2. Considérant qu'il résulte des dispositions précitées, par lesquelles ont été exhaustivement définies par les pouvoirs constitutionnellement compétents pour ce faire les conditions dans lesquelles un délai de recours contentieux peut être opposé lorsqu'est en cause une décision tacite, que, lorsqu'un accusé de réception portant les indications requises n'a pas été transmis à l'auteur d'une demande, le délai dans lequel doit être contestée la décision implicite née du silence gardé sur cette demande n'est jamais opposable au dit auteur ; qu'il suit de là que l'ordonnance attaquée est entachée d'une erreur de droit en ce qu'elle a prétendu rejeter à raison de leur tardiveté des conclusions indemnitaires faisant suite à une demande préalable, dont le seul objet était de lier le contentieux, sur laquelle aucune décision expresse n'avait été prise et qui n'avait fait l'objet d'aucun accusé de réception en se fondant sur l'existence d'une règle qui imposerait un délai " raisonnable " pour présenter dans une telle hypothèse une requête contentieuse ;

3. Considérant qu'il résulte de ce qui précède que l'ordonnance attaquée ne peut qu'être annulée ; qu'il y a lieu, alors qu'il n'a pas pu être débattu du bien-fondé des conclusions de la demande et afin que les parties puissent bénéficier du double degré de juridiction qui est de principe en la matière, de renvoyer l'affaire au Tribunal administratif de Paris ;

4. Considérant que la société Direct Energie n'ayant pas dans la présente instance la qualité de partie perdante il ne peut être fait droit aux conclusions tendant à ce qu'elle soit condamnée à verser une somme au titre des dispositions de l'article L. 761-1 du code de justice administrative ; qu'il n'y a pas lieu de faire droit aux conclusions présentées par la société Direct Energie au titre des dites dispositions ;

DÉCIDE :

Article 1er :L'ordonnance n° 1707298/2-1 du 15 mai 2017 de la présidente de la 2ème section du Tribunal administratif de Paris est annulée.

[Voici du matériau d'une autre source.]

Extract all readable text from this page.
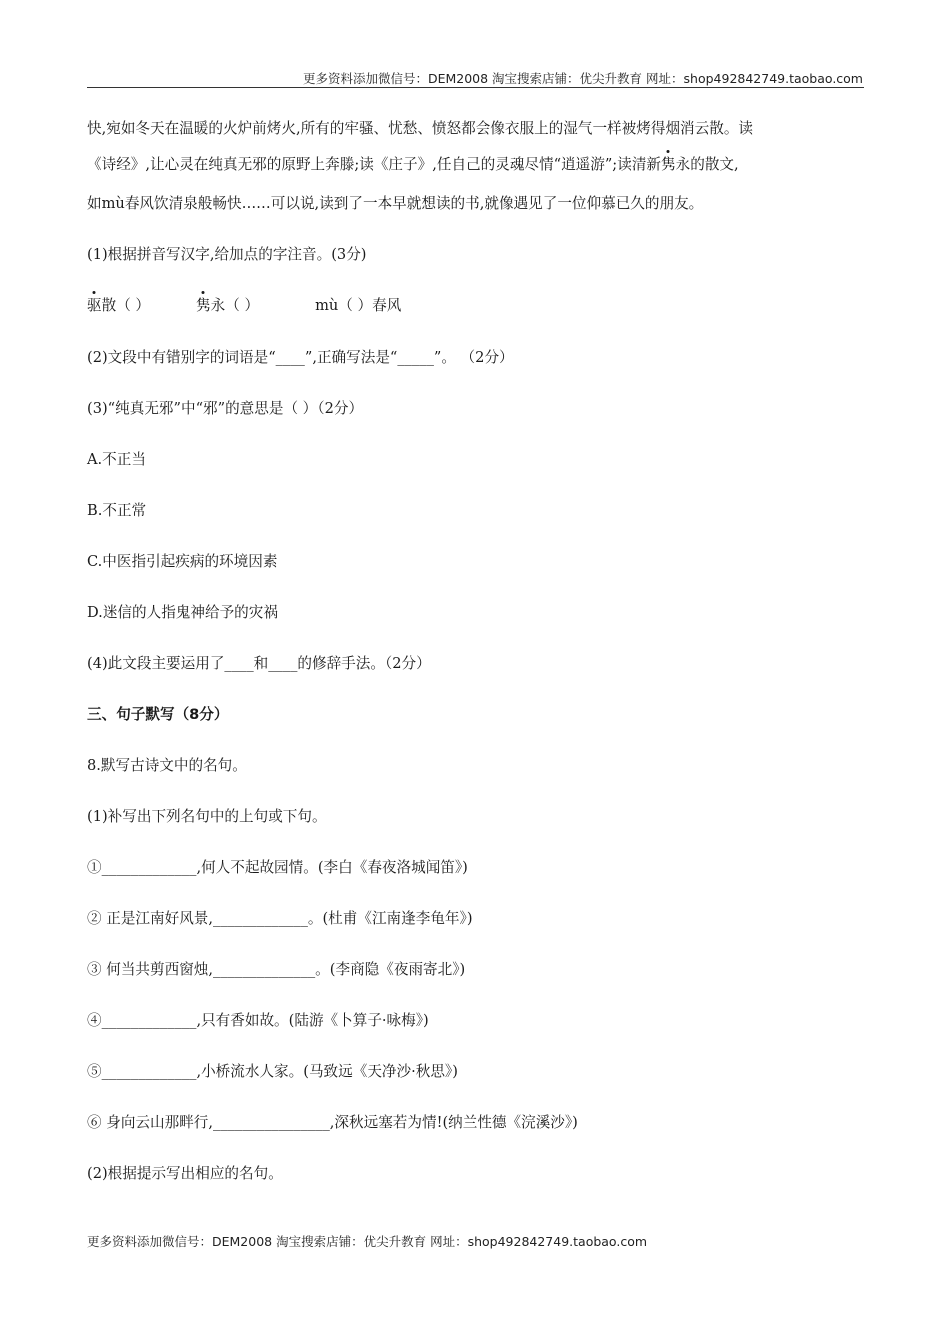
更多资料添加微信号：DEM2008 淘宝搜索店铺：优尖升教育 网址：shop492842749.taobao.com
快,宛如冬天在温暖的火炉前烤火,所有的牢骚、忧愁、愤怒都会像衣服上的湿气一样被烤得烟消云散。读
《诗经》,让心灵在纯真无邪的原野上奔滕;读《庄子》,任自己的灵魂尽情“逍遥游”;读清新隽永的散文,
如mù春风饮清泉般畅快……可以说,读到了一本早就想读的书,就像遇见了一位仰慕已久的朋友。
(1)根据拼音写汉字,给加点的字注音。(3分)
驱散（ ）	隽永（ ）	mù（ ）春风
(2)文段中有错别字的词语是“____”,正确写法是“_____”。 （2分）
(3)“纯真无邪”中“邪”的意思是（ ）（2分）
A.不正当
B.不正常
C.中医指引起疾病的环境因素
D.迷信的人指鬼神给予的灾祸
(4)此文段主要运用了____和____的修辞手法。（2分）
三、句子默写（8分）
8.默写古诗文中的名句。
(1)补写出下列名句中的上句或下句。
①_____________,何人不起故园情。(李白《春夜洛城闻笛》)
② 正是江南好风景,_____________。(杜甫《江南逢李龟年》)
③ 何当共剪西窗烛,______________。(李商隐《夜雨寄北》)
④_____________,只有香如故。(陆游《卜算子·咏梅》)
⑤_____________,小桥流水人家。(马致远《天净沙·秋思》)
⑥ 身向云山那畔行,________________,深秋远塞若为情!(纳兰性德《浣溪沙》)
(2)根据提示写出相应的名句。
更多资料添加微信号：DEM2008 淘宝搜索店铺：优尖升教育 网址：shop492842749.taobao.com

Article 2 : La société Direct Energie est renvoyée devant le Tribunal administratif de Paris pour qu'il soit statué sur sa demande.

Article 3 : Le surplus des conclusions de la société Direct Energie est rejeté.

Article 4 : Les conclusions présentées par le ministre de l'économie et des finances au titre de l'article L. 761-1 du code de justice administrative sont rejetées.

Article 5 : Le présent arrêt sera notifié à la société Direct Energie et au ministre de l'économie et des finances.

Délibéré après l'audience du 5 décembre 2017, à laquelle siégeaient :

- M. Bouleau, premier vice-président,

- M. Bernier, président assesseur,

- Mme Pena, premier conseiller,

Lu en audience publique, le 29 décembre 2017.

L'assesseur le plus ancien,

Ch. BERNIERLe président-rapporteur,

M. BOULEAU

Le greffier,

E. MOULIN

La République mande et ordonne au ministre de l'économie et des finances en ce qui le concerne ou à tous huissiers de justice à ce requis en ce qui concerne les voies de droit commun contre les parties privées, de pourvoir à l'exécution de la présente décision.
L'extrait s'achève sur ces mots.